His ideas frequently burst through even the concepts of the Renaissance. In his lifetime, he was known as much as an engineer and an inventor as an artist. Many of those creations are familiar today. In his sketchbooks are detailed proposals for everything from a prototype tank to a flying machine and a parachute. Often, these ideas were conceptual rather than practical. His design for an armoured vehicle was incapable of forward movement, his hand-cranked “helicopter” would have spun uselessly on the ground.

We know little of his personal life. He never married and left no children. In his mid-20s he was accused of sodomy, but the charges were dropped. He showed affection to his pupils and apprentices, even leaving the last his Mona Lisa, but there is no evidence that his affection was anything but paternal. Many of his greatest works portray women, often mysterious and sensual even when the subject was sacred.

In old age, he sought first the patronage of Pope Leo X and finally Francis I of France, to whom he promised a mechanical lion whose chest would open to reveal a royal bunch of lilies. Leonardo died at 67 on May 2, 1519, at the Château d’Amboise in France’s Loire Valley. Francis claimed the master took his last breath in his arms, although the royal calendar shows this to be a fiction. It says much of Leonardo’s stature, even in his lifetime, that a king would make such a boast.

The only known self-portrait dates from 1512, as Leonardo turned 60. The eyes are deep-set and lonely, weary with age but full of knowledge. The mouth is downturned. He chooses not to meet our gaze.

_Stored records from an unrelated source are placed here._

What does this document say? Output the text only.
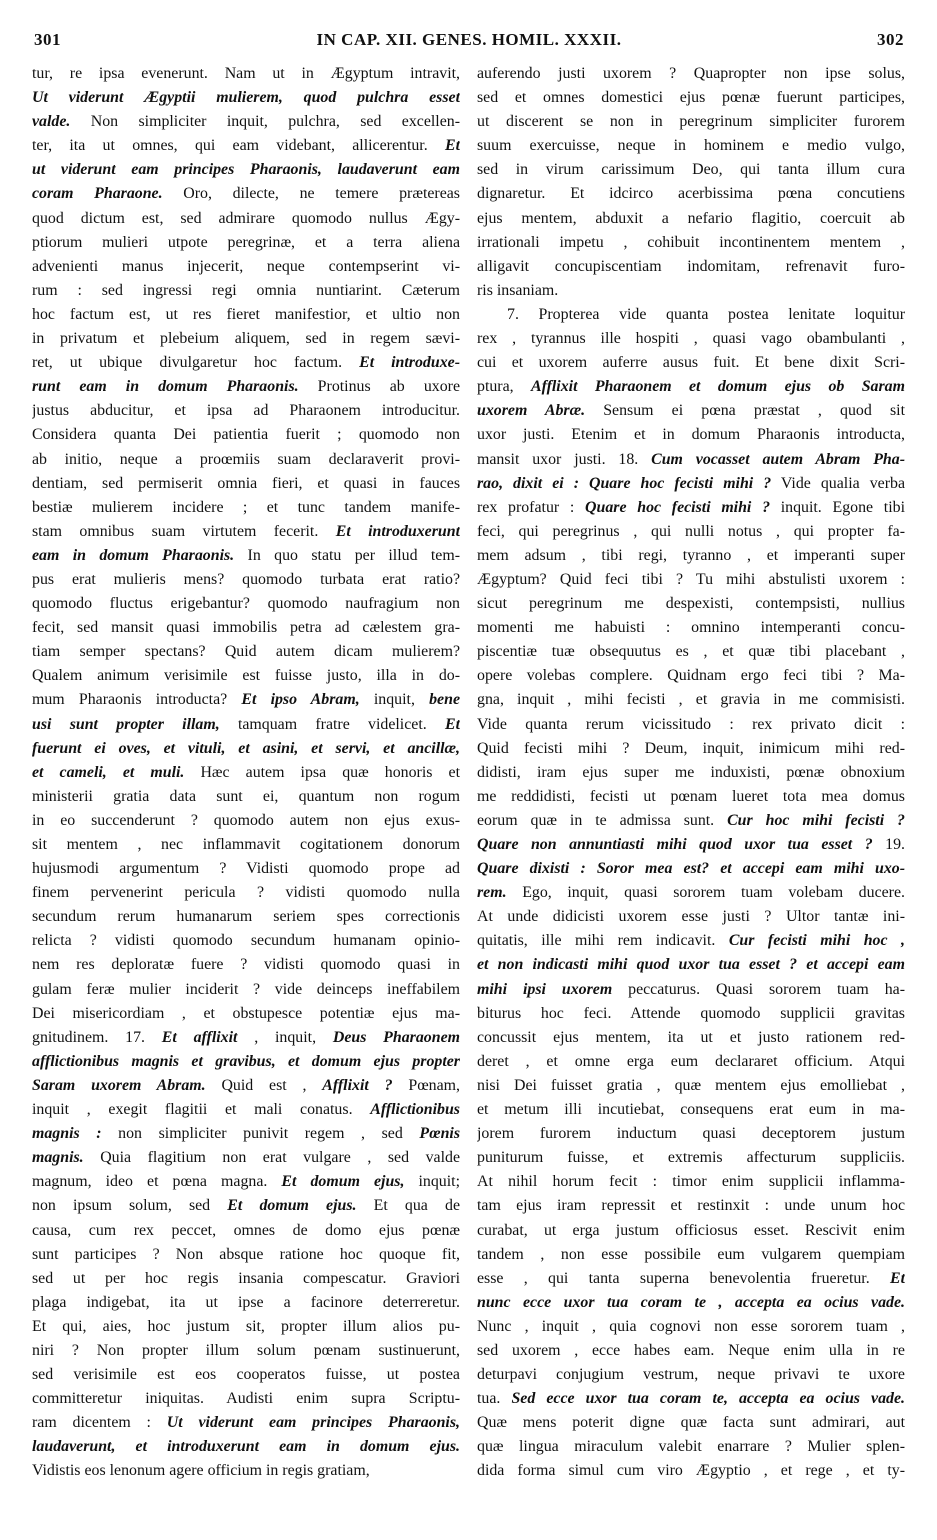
301	IN CAP. XII. GENES. HOMIL. XXXII.	302
tur, re ipsa evenerunt. Nam ut in Ægyptum intravit,
Ut viderunt Ægyptii mulierem, quod pulchra esset
valde. Non simpliciter inquit, pulchra, sed excellen-
ter, ita ut omnes, qui eam videbant, allicerentur. Et
ut viderunt eam principes Pharaonis, laudaverunt eam
coram Pharaone. Oro, dilecte, ne temere prætereas
quod dictum est, sed admirare quomodo nullus Ægy-
ptiorum mulieri utpote peregrinæ, et a terra aliena
advenienti manus injecerit, neque contempserint vi-
rum : sed ingressi regi omnia nuntiarint. Cæterum
hoc factum est, ut res fieret manifestior, et ultio non
in privatum et plebeium aliquem, sed in regem sævi-
ret, ut ubique divulgaretur hoc factum. Et introduxe-
runt eam in domum Pharaonis. Protinus ab uxore
justus abducitur, et ipsa ad Pharaonem introducitur.
Considera quanta Dei patientia fuerit ; quomodo non
ab initio, neque a proœmiis suam declaraverit provi-
dentiam, sed permiserit omnia fieri, et quasi in fauces
bestiæ mulierem incidere ; et tunc tandem manife-
stam omnibus suam virtutem fecerit. Et introduxerunt
eam in domum Pharaonis. In quo statu per illud tem-
pus erat mulieris mens? quomodo turbata erat ratio?
quomodo fluctus erigebantur? quomodo naufragium non
fecit, sed mansit quasi immobilis petra ad cælestem gra-
tiam semper spectans? Quid autem dicam mulierem?
Qualem animum verisimile est fuisse justo, illa in do-
mum Pharaonis introducta? Et ipso Abram, inquit, bene
usi sunt propter illam, tamquam fratre videlicet. Et
fuerunt ei oves, et vituli, et asini, et servi, et ancillæ,
et cameli, et muli. Hæc autem ipsa quæ honoris et
ministerii gratia data sunt ei, quantum non rogum
in eo succenderunt ? quomodo autem non ejus exus-
sit mentem , nec inflammavit cogitationem donorum
hujusmodi argumentum ? Vidisti quomodo prope ad
finem pervenerint pericula ? vidisti quomodo nulla
secundum rerum humanarum seriem spes correctionis
relicta ? vidisti quomodo secundum humanam opinio-
nem res deploratæ fuere ? vidisti quomodo quasi in
gulam feræ mulier inciderit ? vide deinceps ineffabilem
Dei misericordiam , et obstupesce potentiæ ejus ma-
gnitudinem. 17. Et afflixit , inquit, Deus Pharaonem
afflictionibus magnis et gravibus, et domum ejus propter
Saram uxorem Abram. Quid est , Afflixit ? Pœnam,
inquit , exegit flagitii et mali conatus. Afflictionibus
magnis : non simpliciter punivit regem , sed Pœnis
magnis. Quia flagitium non erat vulgare , sed valde
magnum, ideo et pœna magna. Et domum ejus, inquit;
non ipsum solum, sed Et domum ejus. Et qua de
causa, cum rex peccet, omnes de domo ejus pœnæ
sunt participes ? Non absque ratione hoc quoque fit,
sed ut per hoc regis insania compescatur. Graviori
plaga indigebat, ita ut ipse a facinore deterreretur.
Et qui, aies, hoc justum sit, propter illum alios pu-
niri ? Non propter illum solum pœnam sustinuerunt,
sed verisimile est eos cooperatos fuisse, ut postea
committeretur iniquitas. Audisti enim supra Scriptu-
ram dicentem : Ut viderunt eam principes Pharaonis,
laudaverunt, et introduxerunt eam in domum ejus.
Vidistis eos lenonum agere officium in regis gratiam,
auferendo justi uxorem ? Quapropter non ipse solus,
sed et omnes domestici ejus pœnæ fuerunt participes,
ut discerent se non in peregrinum simpliciter furorem
suum exercuisse, neque in hominem e medio vulgo,
sed in virum carissimum Deo, qui tanta illum cura
dignaretur. Et idcirco acerbissima pœna concutiens
ejus mentem, abduxit a nefario flagitio, coercuit ab
irrationali impetu , cohibuit incontinentem mentem ,
alligavit concupiscentiam indomitam, refrenavit furo-
ris insaniam.
7. Propterea vide quanta postea lenitate loquitur
rex , tyrannus ille hospiti , quasi vago obambulanti ,
cui et uxorem auferre ausus fuit. Et bene dixit Scri-
ptura, Afflixit Pharaonem et domum ejus ob Saram
uxorem Abræ. Sensum ei pœna præstat , quod sit
uxor justi. Etenim et in domum Pharaonis introducta,
mansit uxor justi. 18. Cum vocasset autem Abram Pha-
rao, dixit ei : Quare hoc fecisti mihi ? Vide qualia verba
rex profatur : Quare hoc fecisti mihi ? inquit. Egone tibi
feci, qui peregrinus , qui nulli notus , qui propter fa-
mem adsum , tibi regi, tyranno , et imperanti super
Ægyptum? Quid feci tibi ? Tu mihi abstulisti uxorem :
sicut peregrinum me despexisti, contempsisti, nullius
momenti me habuisti : omnino intemperanti concu-
piscentiæ tuæ obsequutus es , et quæ tibi placebant ,
opere volebas complere. Quidnam ergo feci tibi ? Ma-
gna, inquit , mihi fecisti , et gravia in me commisisti.
Vide quanta rerum vicissitudo : rex privato dicit :
Quid fecisti mihi ? Deum, inquit, inimicum mihi red-
didisti, iram ejus super me induxisti, pœnæ obnoxium
me reddidisti, fecisti ut pœnam lueret tota mea domus
eorum quæ in te admissa sunt. Cur hoc mihi fecisti ?
Quare non annuntiasti mihi quod uxor tua esset ? 19.
Quare dixisti : Soror mea est? et accepi eam mihi uxo-
rem. Ego, inquit, quasi sororem tuam volebam ducere.
At unde didicisti uxorem esse justi ? Ultor tantæ ini-
quitatis, ille mihi rem indicavit. Cur fecisti mihi hoc ,
et non indicasti mihi quod uxor tua esset ? et accepi eam
mihi ipsi uxorem peccaturus. Quasi sororem tuam ha-
biturus hoc feci. Attende quomodo supplicii gravitas
concussit ejus mentem, ita ut et justo rationem red-
deret , et omne erga eum declararet officium. Atqui
nisi Dei fuisset gratia , quæ mentem ejus emolliebat ,
et metum illi incutiebat, consequens erat eum in ma-
jorem furorem inductum quasi deceptorem justum
puniturum fuisse, et extremis affecturum suppliciis.
At nihil horum fecit : timor enim supplicii inflamma-
tam ejus iram repressit et restinxit : unde unum hoc
curabat, ut erga justum officiosus esset. Rescivit enim
tandem , non esse possibile eum vulgarem quempiam
esse , qui tanta superna benevolentia frueretur. Et
nunc ecce uxor tua coram te , accepta ea ocius vade.
Nunc , inquit , quia cognovi non esse sororem tuam ,
sed uxorem , ecce habes eam. Neque enim ulla in re
deturpavi conjugium vestrum, neque privavi te uxore
tua. Sed ecce uxor tua coram te, accepta ea ocius vade.
Quæ mens poterit digne quæ facta sunt admirari, aut
quæ lingua miraculum valebit enarrare ? Mulier splen-
dida forma simul cum viro Ægyptio , et rege , et ty-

Giorgio Vasari, the painter and art historian whose childhood overlapped Leonardo's final years, wrote in Lives of the Most Excellent Painters, Sculptors, and Architects: "Clearly, it was because of his profound knowledge of painting that Leonardo started so many things without finishing them; for he was convinced that his hands, for all their skill, could never perfectly express the subtle and wonderful ideas of his imagination."